Когда Эмма начала поправляться, она усиленно занялась выбором имени для дочки. Сначала она перебрала все женские имена с итальянскими окончаниями: Клара, Луиза, Аманда, Атала; ей нравилась Гальсуинда, но особенно - Изольда и Леокадия. Шарлю хотелось назвать дочку в честь матери, но Эмма не соглашалась. Перечли календарь с первой до последней страницы, советовались с посторонними.

- Недавно я беседовал с Леоном, - сообщил фармацевт, - он удивляется, почему вы не дадите своей девочке имя Магдалины, - оно теперь в большой моде.

Но старуха Бовари, услышав имя грешницы, решительно воспротивилась. Сам г-н Оме предпочитал имена, напоминавшие о каком-нибудь великом человеке, славном подвиге или же благородной идее. Так, Наполеон представлял в его семействе славу, Франклин - свободу; Ирма знаменовала, должно быть, уступку романтизму, Аталия же являла собою дань непревзойденному шедевру французской сцены (*27). Заметим кстати, что философские взгляды г-на Оме мирно уживались с его художественными вкусами, мыслитель не подавлял в нем человека с тонкими чувствами; он умел разграничивать, умел отличить пламенное воображение от фанатизма. В Аталии, например, он осуждал идеи, но упивался слогом, порицал замысел, но рукоплескал частностям, возмущался поведением действующих лиц, но их речи зажигали его. Перечитывая знаменитые места, он приходил в восторг, но при мысли о том, что это вода на мельницу мракобесов, впадал в отчаяние и, раздираемый противоположными чувствами, готов был собственноручно увенчать Расина лаврами и тут же с пеной у рта начать с ним спорить.

Наконец Эмма вспомнила, что в Вобьесарском замке маркиза назвала при ней одну молодую женщину Бертой; на этом она и остановилась, а так как папаша Руо не мог приехать, то в крестные отцы пригласили г-на Оме.
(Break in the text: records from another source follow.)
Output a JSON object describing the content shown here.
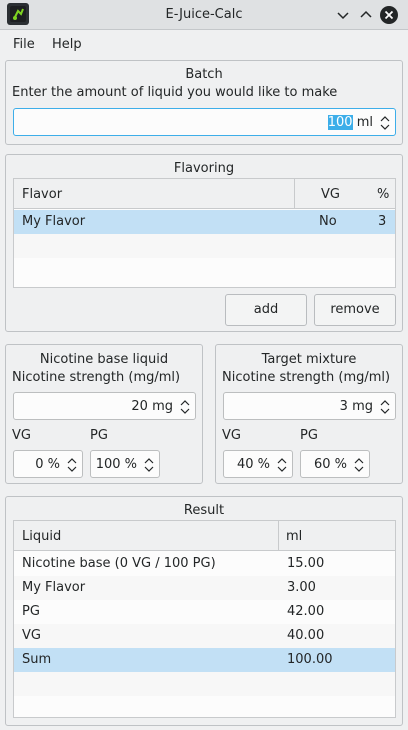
{
  "window": {
    "title": "E-Juice-Calc"
  },
  "menu": {
    "file": "File",
    "help": "Help"
  },
  "batch": {
    "title": "Batch",
    "prompt": "Enter the amount of liquid you would like to make",
    "amount_value": "100",
    "amount_unit": "ml"
  },
  "flavoring": {
    "title": "Flavoring",
    "headers": {
      "flavor": "Flavor",
      "vg": "VG",
      "percent": "%"
    },
    "rows": [
      {
        "flavor": "My Flavor",
        "vg": "No",
        "percent": "3"
      }
    ],
    "add_label": "add",
    "remove_label": "remove"
  },
  "nicotine_base": {
    "title": "Nicotine base liquid",
    "strength_label": "Nicotine strength (mg/ml)",
    "strength_value": "20 mg",
    "vg_label": "VG",
    "pg_label": "PG",
    "vg_value": "0 %",
    "pg_value": "100 %"
  },
  "target": {
    "title": "Target mixture",
    "strength_label": "Nicotine strength (mg/ml)",
    "strength_value": "3 mg",
    "vg_label": "VG",
    "pg_label": "PG",
    "vg_value": "40 %",
    "pg_value": "60 %"
  },
  "result": {
    "title": "Result",
    "headers": {
      "liquid": "Liquid",
      "ml": "ml"
    },
    "rows": [
      {
        "liquid": "Nicotine base (0 VG / 100 PG)",
        "ml": "15.00"
      },
      {
        "liquid": "My Flavor",
        "ml": "3.00"
      },
      {
        "liquid": "PG",
        "ml": "42.00"
      },
      {
        "liquid": "VG",
        "ml": "40.00"
      },
      {
        "liquid": "Sum",
        "ml": "100.00"
      }
    ]
  },
  "colors": {
    "accent": "#3daee9",
    "selection_row": "#c2e0f5",
    "window_bg": "#eff0f1",
    "close_button": "#232627"
  },
  "icons": {
    "app": "e-juice-app-icon",
    "minimize": "chevron-down-icon",
    "maximize": "chevron-up-icon",
    "close": "close-icon",
    "spin": "spin-arrows-icon"
  }
}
Крестница получила на зубок от всех его товаров понемножку, а именно: шесть пакетиков ююбы, целую склянку ракаута, три коробочки алтейной пасты и сверх того шесть трубочек леденцов, завалявшихся у него в шкафу. После совершения обряда был устроен торжественный обед; на нем присутствовал и священник; языки у всех развязались. За ликером г-н Оме затянул "Бога честных людей" (*28). Леон спел баркаролу, старуха Бовари, крестная мать, спела романс времен Империи. В конце концов старик Бовари велел принести ребенка и принялся крестить его, поливая ему на головку шампанское из стакана. Аббат Бурнизьен выразил свое возмущение этим издевательством над первым из таинств. Старик Бовари ответил ему цитатой из "Войны богов" (*29). Священник собрался уходить, дамы начали просить его остаться, Оме взял на себя роль миротворца, и священник, сев на свое место, как ни в чем не бывало поднес ко рту недопитую чашку кофе.

Старик Бовари прогостил в Ионвиле с месяц, и обыватели не могли надивиться его великолепной, военного образца, обшитой серебряным галуном фуражке, в которой он выходил по утрам на площадь выкурить трубку. Он был не дурак выпить и теперь часто посылал служанку в "Золотой лев" за бутылкой, которую там записывали на счет сына; на свои носовые платки он извел весь невесткин одеколон.

Но невестку его общество не раздражало. Он много видел на своем веку, рассказывал ей о Берлине, о Вене, о Страсбурге, о своей службе в армии, о своих любовницах, о пирушках, которые он устраивал, а кроме того, он за ней ухаживал и даже иногда, на лестнице или в саду, обнимал за талию и кричал:

- Берегись, Шарль!

В конце концов старуха Бовари, испугавшись за счастье сына, боясь, как бы ее супруг не оказал вредного влияния на нравственность молодой женщины, поспешила увезти его домой, Возможно, что ею руководили и более серьезные опасения. Для г-на Бовари не было ничего святого.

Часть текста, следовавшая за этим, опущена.